Se rendre au contenu

Gene expression analysis application

The TeraGenomics gene expression application supports analysis of Affymetrix GeneChip microarray data to answer questions such as:
  • Which genes are the most active within specific cells or regions of an organism?
  • Where are there differences in gene expression levels between different cells or regions, or between the same cell or region at different points in time or under different conditions?
  • Which highly expressed genes may co-exist (and thus be related) across different cells or regions?

Key Differences from other tools
The TeraGenomics application is differentiated from other bioinformatics tools that support GeneChip analysis in two fundamental ways:
  • Speed and Scalability-- The application is built to run on Teradata, the fastest and most scalable database for analytical processing in commercial use.

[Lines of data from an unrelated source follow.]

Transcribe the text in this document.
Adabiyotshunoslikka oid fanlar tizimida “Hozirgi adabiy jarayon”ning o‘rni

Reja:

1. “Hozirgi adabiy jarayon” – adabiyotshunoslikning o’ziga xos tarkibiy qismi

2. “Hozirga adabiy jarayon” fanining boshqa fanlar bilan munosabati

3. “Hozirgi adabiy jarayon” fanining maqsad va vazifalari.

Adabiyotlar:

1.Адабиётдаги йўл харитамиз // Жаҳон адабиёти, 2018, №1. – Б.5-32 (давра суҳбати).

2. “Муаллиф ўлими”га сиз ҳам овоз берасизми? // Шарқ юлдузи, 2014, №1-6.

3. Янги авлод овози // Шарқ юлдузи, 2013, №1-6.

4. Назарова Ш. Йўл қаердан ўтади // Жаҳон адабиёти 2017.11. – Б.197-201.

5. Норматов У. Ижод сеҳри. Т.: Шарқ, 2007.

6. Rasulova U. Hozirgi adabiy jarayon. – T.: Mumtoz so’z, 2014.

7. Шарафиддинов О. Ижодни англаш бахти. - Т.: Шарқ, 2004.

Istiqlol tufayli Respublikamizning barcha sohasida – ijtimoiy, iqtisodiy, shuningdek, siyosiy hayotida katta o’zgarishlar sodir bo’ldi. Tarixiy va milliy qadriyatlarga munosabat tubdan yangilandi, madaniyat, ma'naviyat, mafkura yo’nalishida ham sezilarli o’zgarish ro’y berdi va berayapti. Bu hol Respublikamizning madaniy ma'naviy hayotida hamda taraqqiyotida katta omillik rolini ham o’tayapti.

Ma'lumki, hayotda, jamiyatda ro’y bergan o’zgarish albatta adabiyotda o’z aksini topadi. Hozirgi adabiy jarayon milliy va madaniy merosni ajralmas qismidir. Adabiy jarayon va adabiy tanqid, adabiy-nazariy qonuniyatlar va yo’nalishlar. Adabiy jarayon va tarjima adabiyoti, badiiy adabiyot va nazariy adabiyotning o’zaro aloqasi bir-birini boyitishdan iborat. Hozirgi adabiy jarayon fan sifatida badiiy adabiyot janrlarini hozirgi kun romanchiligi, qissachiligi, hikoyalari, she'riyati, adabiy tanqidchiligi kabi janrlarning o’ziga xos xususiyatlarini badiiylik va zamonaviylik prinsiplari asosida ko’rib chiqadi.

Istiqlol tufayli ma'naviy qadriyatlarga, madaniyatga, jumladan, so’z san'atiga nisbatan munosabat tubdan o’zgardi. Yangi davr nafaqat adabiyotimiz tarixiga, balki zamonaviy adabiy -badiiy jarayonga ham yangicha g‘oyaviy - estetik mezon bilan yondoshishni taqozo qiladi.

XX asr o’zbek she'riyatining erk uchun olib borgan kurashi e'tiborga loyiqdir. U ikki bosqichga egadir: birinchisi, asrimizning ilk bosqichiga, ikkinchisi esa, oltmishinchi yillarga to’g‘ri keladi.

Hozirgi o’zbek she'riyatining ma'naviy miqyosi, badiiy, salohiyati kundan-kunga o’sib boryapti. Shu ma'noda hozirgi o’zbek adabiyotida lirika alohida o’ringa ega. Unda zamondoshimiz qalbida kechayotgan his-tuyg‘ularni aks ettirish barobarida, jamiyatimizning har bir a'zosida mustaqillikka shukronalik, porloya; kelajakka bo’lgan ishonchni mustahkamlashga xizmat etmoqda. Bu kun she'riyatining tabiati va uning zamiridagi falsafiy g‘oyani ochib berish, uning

Teradata leads the worldwide market for multi-terabyte-class data warehouses in the retail, finance, transportation, and telecommunications industries, and is now being applied to life sciences. TeraGenomics will linearly scale to support hundreds or even thousands of users, as well as the comparative analysis of data from thousands of GeneChips, increasing the potential for discovery as well as efficiency.
  • Quality of the Analysis-- The application is designed to use the hundreds of thousands of detailed probe set measurements produced by GeneChips to obtain the most sensitive and precise analysis possible. This is in sharp contrast to most other tools that create summaries of probe set data because of scalability limitations, which mask patterns and subtle effects. The application was designed by biologists to provide the flexibility needed to support the exploratory drill-down and iterative filtering patterns characteristic of gene expression analysis.
Application Summary
The TeraGenomics gene expression analysis application is accessed through a browser and organized into modules:
  • Load-- An automated load module provides a controlled process for secure file transfer, staging, uploading, and initial processing of GeneChip data to the database. Data can be loaded one chip at a time or in large numbers, via HTTP, FTP, direct from host, or via CD/DVD. Data value checks, enforced metadata completion and other quality controls can be flexibly applied. Loads can be scheduled or run in background mode. Metadata are added via drop-down menus or free entry. The metadata taxonomy supplied can be modified. The application also supports the loading of GeneChip image (.dat) files, photos, and videos (e.g., illustrating experimental procedures) and linking with their associated GeneChip data files.
  • Query-- The query module supports both standard and ad hoc analysis of GeneChip data. Chips can be selected for analysis based on their entered metadata variables via pull-down menus, subject to chip-level access control rights. An advanced query function with a wizard-like interface is also included. A key timesaving feature is the comparison query, which computes pair-wise comparisons among selected GeneChip files using detailed probe set data. Multiple files can be selected and then individually designated as baseline or experimental for each comparison. The complete automation of this process obviates many hours of data staging required when running such comparisons in other tools. Extensive controls via pull-downs are provided for filtering absolute, processed, and comparison files.
  • Export-- Although extensive analysis of GeneChip data is supported within the data warehouse, users have the option of exporting data to familiar desktop tools. The application has a flexible export function to output files in GeneSpring® as well as XML, CSV and tab-delimited formats.
  • Data Mining-- An optional data mining module is available that runs within the data warehouse and supports a variety of analyses such as: descriptive statistics; data visualization; organization and partitioning; transformation and data reduction; and analytical algorithms such as clustering, regression, and sequence analysis.
Acknowledgement 

The scientific approach and specific algorithms underlying the TeraGenomics gene expression analysis application were developed by Dr. Carrolee Barlow and her colleagues from the Laboratory of Genetics at the Salk Institute for Biological Studies, in La Jolla, CA, and Dr. David Lockhart, President and CSO of Ambit Biosciences, in San Diego. Dr. Barlow specializes in brain research, and she and Dr. Lockhart have pioneered methods to reliably detect subtle changes in gene expression through the large scale analysis of detailed probe hybridization data obtained with Affymetrix GeneChip oligonucleotide arrays.

Dr. Barlow and Dr. Lockhart participated in this effort solely as scientific collaborators and are not investors in the companies involved nor have any financial interest in the commercial success of the technologies.